Officials at the San
Diego Regional Water Quality Control Board recently
digitized hundreds of thousands of documents. By giving
hard drives to those who needed the documents, the
agency avoided making stacks of copies.
"Once you take the
mind-set that you are going to have zero impact on the
resources of the planet, then you discover all kind of
creative and innovative things," said Carolyn Chase,
founder of San Diego EarthWorks, which coordinates the
region's annual EarthFair.
Chase has made a
habit of limiting her paper waste by printing on the
clean side of unneeded documents. When she first did so,
it confused city officials.
"They used to look
at the other side and they would say, 'What is on
there?'" said Chase, a former member of San Diego's
Planning Commission. "Now, they ... don't look at the
back."
Nationwide, various
conservation groups and businesses are working to slash
the amount of paper that arrives in people's mailboxes.

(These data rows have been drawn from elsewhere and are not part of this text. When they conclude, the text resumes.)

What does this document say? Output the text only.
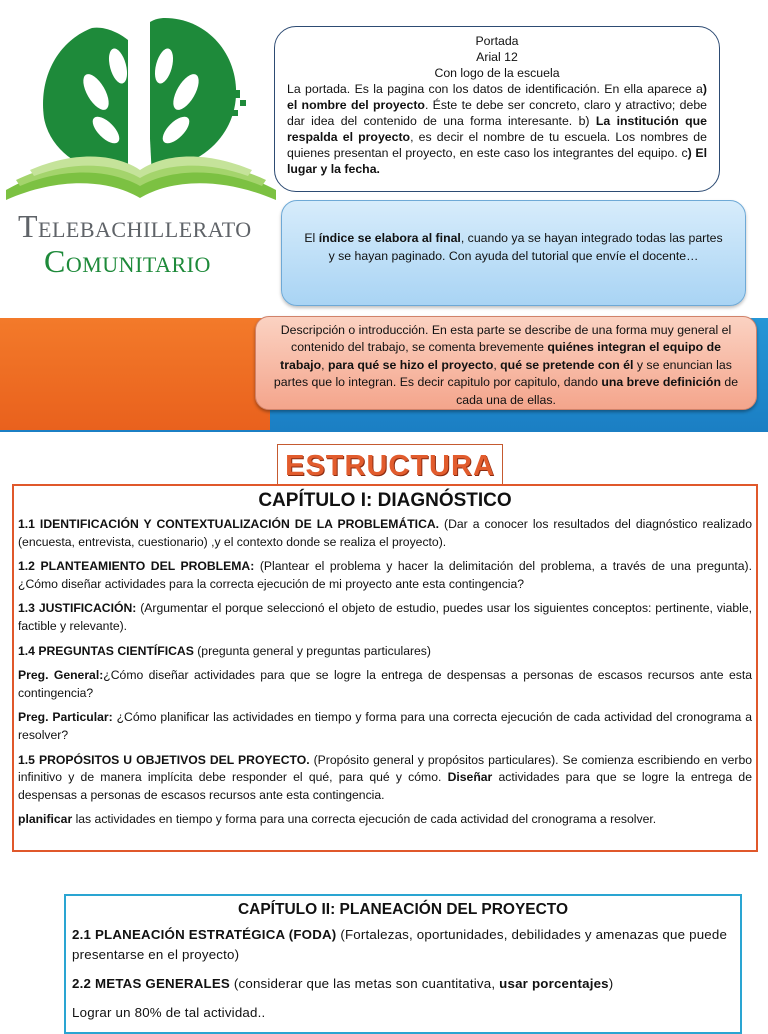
Telebachillerato
Comunitario
Portada
Arial 12
Con logo de la escuela
La portada. Es la pagina con los datos de identificación. En ella aparece a) el nombre del proyecto. Éste te debe ser concreto, claro y atractivo; debe dar idea del contenido de una forma interesante. b) La institución que respalda el proyecto, es decir el nombre de tu escuela. Los nombres de quienes presentan el proyecto, en este caso los integrantes del equipo. c) El lugar y la fecha.
El índice se elabora al final, cuando ya se hayan integrado todas las partes y se hayan paginado. Con ayuda del tutorial que envíe el docente…
Descripción o introducción. En esta parte se describe de una forma muy general el contenido del trabajo, se comenta brevemente quiénes integran el equipo de trabajo, para qué se hizo el proyecto, qué se pretende con él y se enuncian las partes que lo integran. Es decir capitulo por capitulo, dando una breve definición de cada una de ellas.
ESTRUCTURA
CAPÍTULO I: DIAGNÓSTICO

1.1 IDENTIFICACIÓN Y CONTEXTUALIZACIÓN DE LA PROBLEMÁTICA. (Dar a conocer los resultados del diagnóstico realizado (encuesta, entrevista, cuestionario) ,y el contexto donde se realiza el proyecto).

1.2 PLANTEAMIENTO DEL PROBLEMA: (Plantear el problema y hacer la delimitación del problema, a través de una pregunta). ¿Cómo diseñar actividades para la correcta ejecución de mi proyecto ante esta contingencia?

1.3 JUSTIFICACIÓN: (Argumentar el porque seleccionó el objeto de estudio, puedes usar los siguientes conceptos: pertinente, viable, factible y relevante).

1.4 PREGUNTAS CIENTÍFICAS (pregunta general y preguntas particulares)

Preg. General:¿Cómo diseñar actividades para que se logre la entrega de despensas a personas de escasos recursos ante esta contingencia?

Preg. Particular: ¿Cómo planificar las actividades en tiempo y forma para una correcta ejecución de cada actividad del cronograma a resolver?

1.5 PROPÓSITOS U OBJETIVOS DEL PROYECTO. (Propósito general y propósitos particulares). Se comienza escribiendo en verbo infinitivo y de manera implícita debe responder el qué, para qué y cómo. Diseñar actividades para que se logre la entrega de despensas a personas de escasos recursos ante esta contingencia.

planificar las actividades en tiempo y forma para una correcta ejecución de cada actividad del cronograma a resolver.

CAPÍTULO II: PLANEACIÓN DEL PROYECTO

2.1 PLANEACIÓN ESTRATÉGICA (FODA) (Fortalezas, oportunidades, debilidades y amenazas que puede presentarse en el proyecto)

2.2 METAS GENERALES (considerar que las metas son cuantitativa, usar porcentajes)

Lograr un 80% de tal actividad..
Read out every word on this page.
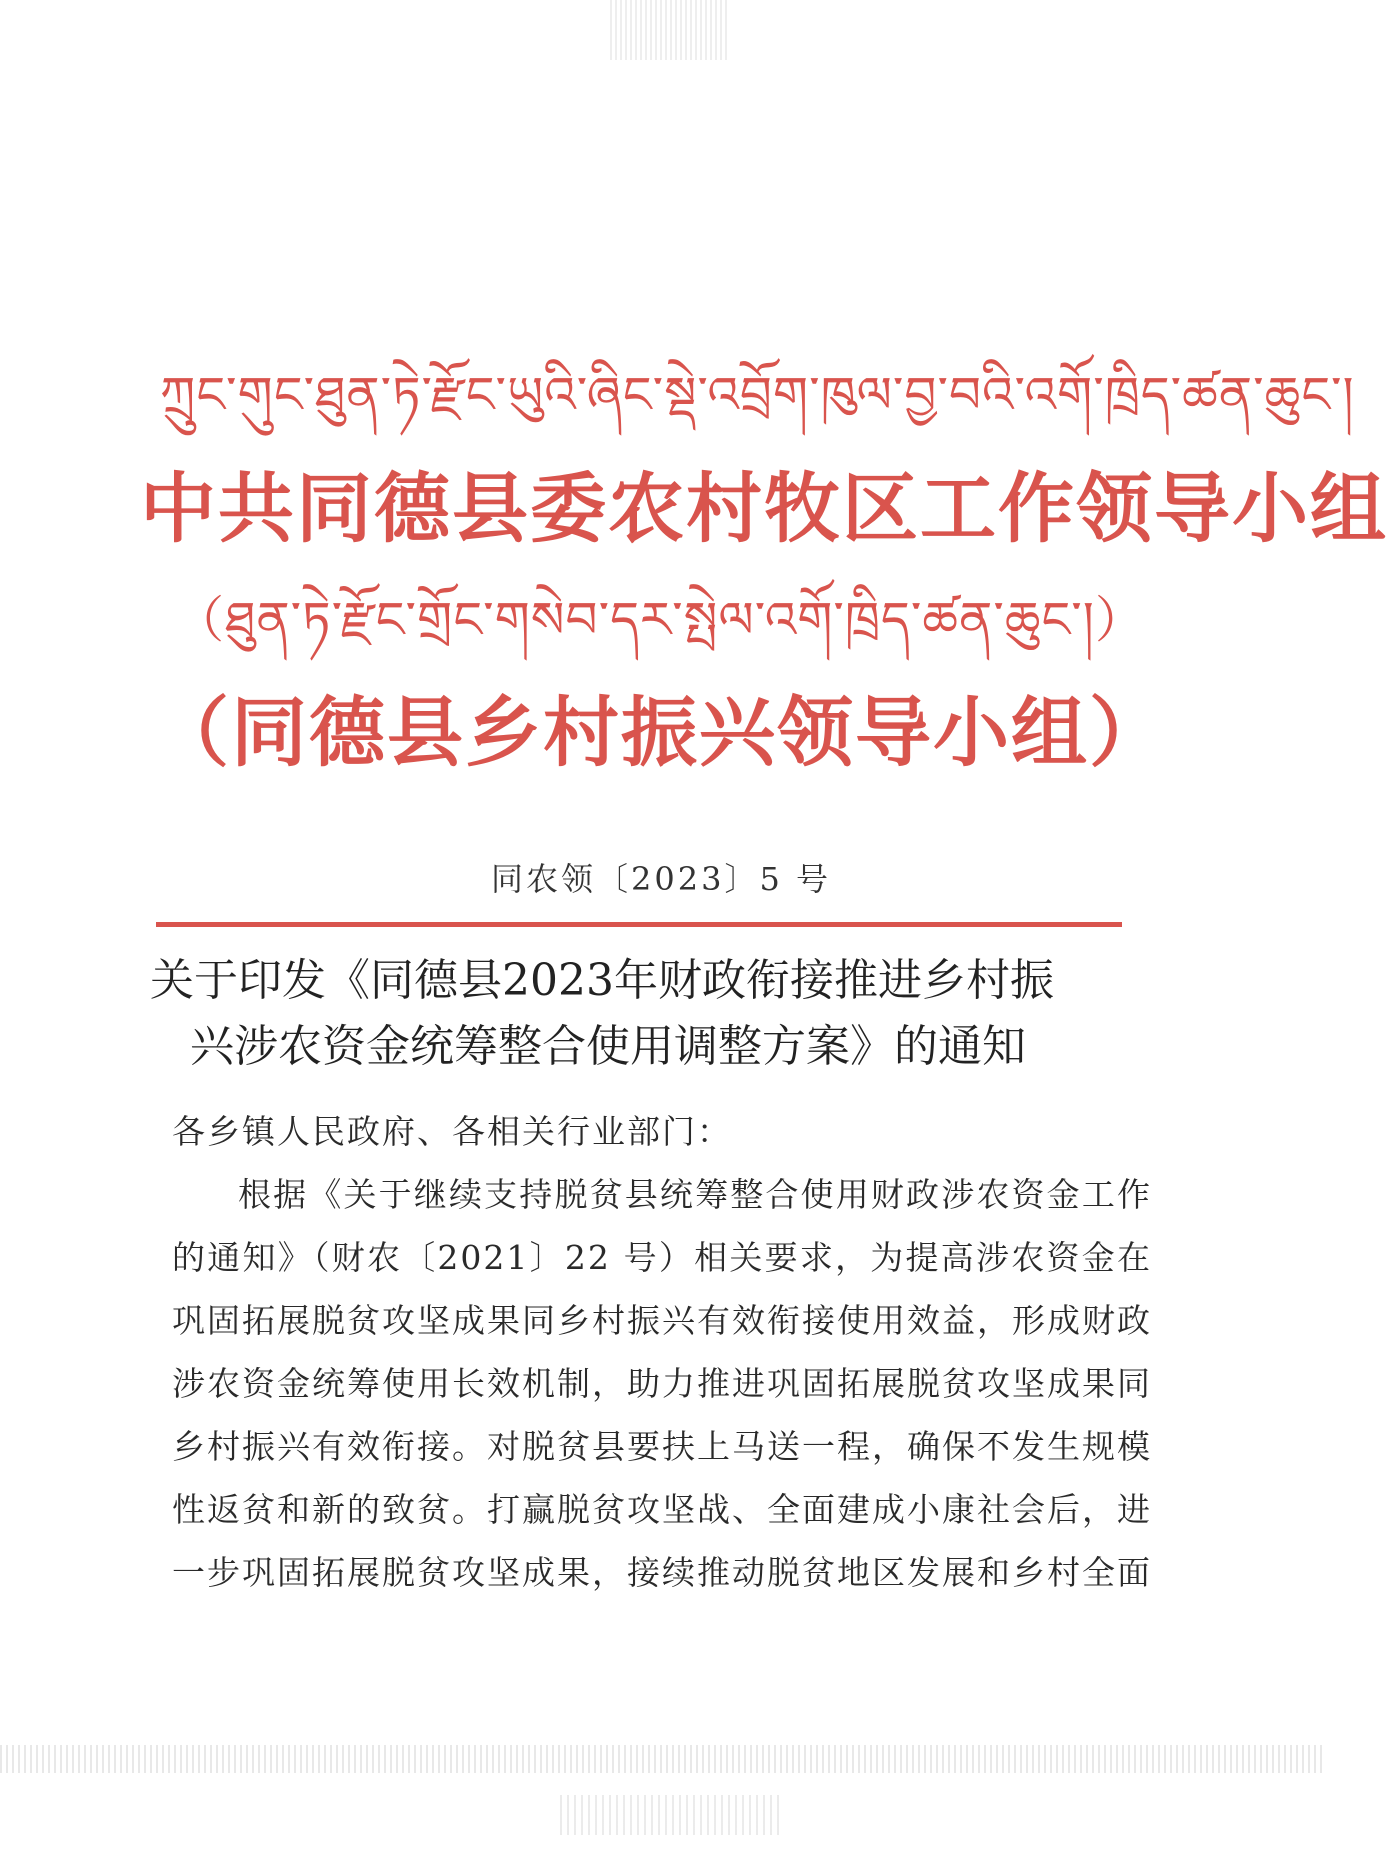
ཀྲུང་གུང་ཐུན་ཏེ་རྫོང་ཡུའི་ཞིང་སྡེ་འབྲོག་ཁུལ་བྱ་བའི་འགོ་ཁྲིད་ཚན་ཆུང་།
中共同德县委农村牧区工作领导小组
（ཐུན་ཏེ་རྫོང་གྲོང་གསེབ་དར་སྤེལ་འགོ་ཁྲིད་ཚན་ཆུང་།）
（同德县乡村振兴领导小组）
同农领〔2023〕5 号
关于印发《同德县2023年财政衔接推进乡村振
兴涉农资金统筹整合使用调整方案》的通知

各乡镇人民政府、各相关行业部门：

根据《关于继续支持脱贫县统筹整合使用财政涉农资金工作的通知》（财农〔2021〕22 号）相关要求，为提高涉农资金在巩固拓展脱贫攻坚成果同乡村振兴有效衔接使用效益，形成财政涉农资金统筹使用长效机制，助力推进巩固拓展脱贫攻坚成果同乡村振兴有效衔接。对脱贫县要扶上马送一程，确保不发生规模性返贫和新的致贫。打赢脱贫攻坚战、全面建成小康社会后，进一步巩固拓展脱贫攻坚成果，接续推动脱贫地区发展和乡村全面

The average American household gets 19 bills and
statements a month, according to the PayItGreen
Alliance, a group of financial-services companies.
Switching to electronic bills, statements and payments
can save a family an average of 6.6 pounds of paper per
year. There's also growing interest in reducing unwanted
mail, much like the "do not call" registry designed to
block telemarketers.
The U.S. Postal
Service estimates that in all, Americans receive more
than 100 billion pieces of advertising mail annually. By
one estimate, more than 40 percent of it goes unopened
into landfills.
Then there's
GreenPrint, a software company in Portland, Ore., that
helps computer users identify pages they don't need to
print. For instance, printing from the Internet commonly
produces pages with just a few lines of type, or only
ads, or text that can't be read because the margins are
skewed.
About five years
ago, such problems grabbed the attention of GreenPrint
founder Hayden Hamilton. He was working at a large
office for Ford Motor Co. in London at the time.
"Every morning ...
I'd pass 20 to 30 print stations, and by 10 a.m., all of
them were filled up with orphan pages," Hamilton said.
He now promotes software to avoid that. A free version
of the program, which includes ads, is available
atprintgreener.com.
"What we wanted to
do was solve a common frustration ... and eliminate
waste in the process," Hamilton said.